Haut Donahue says organizing the new department is an opportunity to establish an outstanding program from the ground up that will lead UMass Amherst to produce students who are prepared for occupations in the life science industry, biopharmaceutical industry, graduate studies in biomedical engineering, or medical school. Through strategic faculty hires over the next five years, the department plans to be a research powerhouse providing cutting edge research opportunities, Haut Donahue says. “This is a once in a lifetime opportunity to start a department from scratch and I’m excited to have been chosen as the inaugural chair,” she says.

Haut Donahue’s research work is in the area of analytical and experimental biomechanics with a focus on the musculoskeletal system. She comes to UMass Amherst from Colorado State University, where she was a professor and associate department head for undergraduate studies in the department of mechanical engineering. Haut Donahue was also a core faculty member in CSU’s School of Biomedical Engineering.
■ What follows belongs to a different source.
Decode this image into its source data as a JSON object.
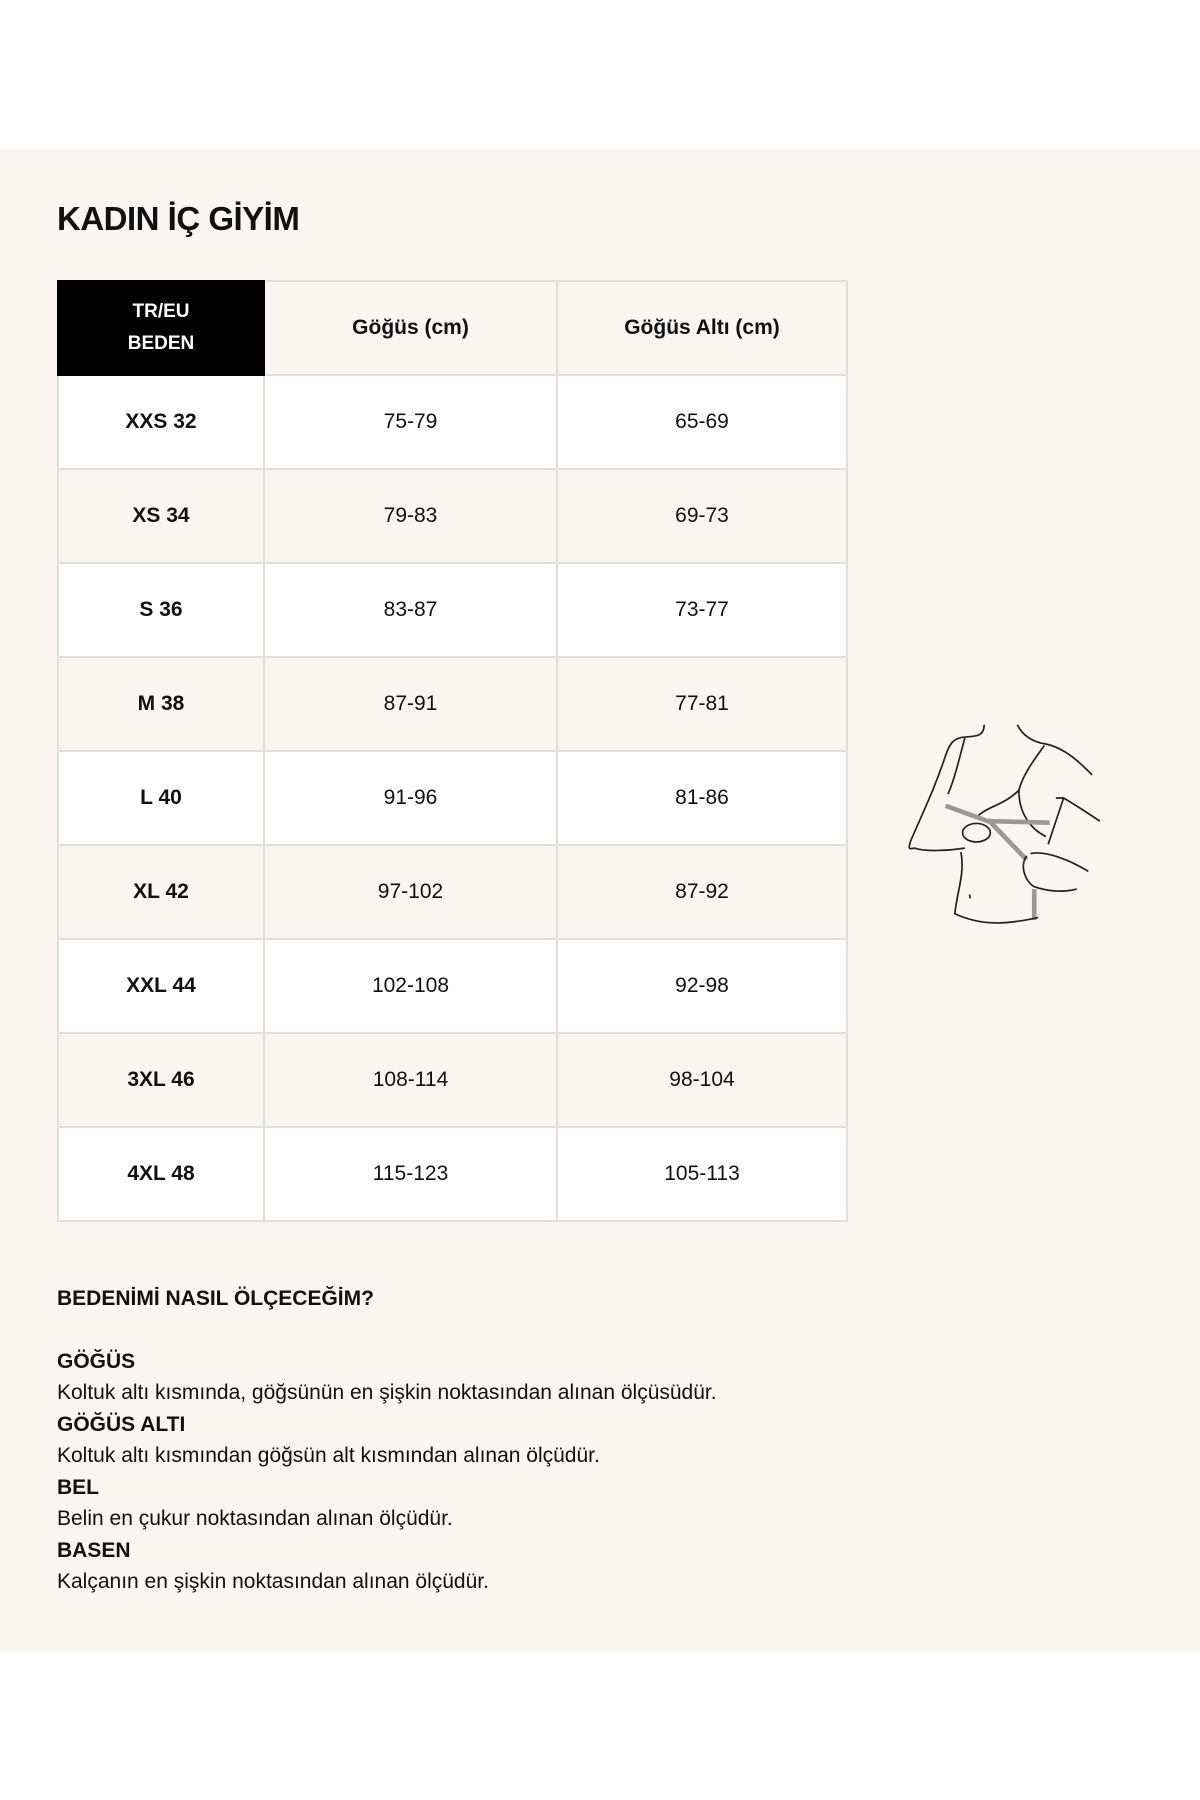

Also joining the department is professor Seth W. Donahue, whose research focuses on evolutionary biomechanics, tissue regeneration and physiology. He taught previously at Colorado State University (2011-18) and Michigan Technological University (2006-11). In 2007-08, he was an honorary research fellow at the Royal College of Surgeons and a visiting academic at Trinity College, both in Dublin, Ireland.

Graduates of the biomedical engineering undergraduate degree program will be prepared for a broad range of careers, including medical equipment design and manufacturing, scientific research and development services, pharmaceutical and medicine manufacturing, and work with medical professionals.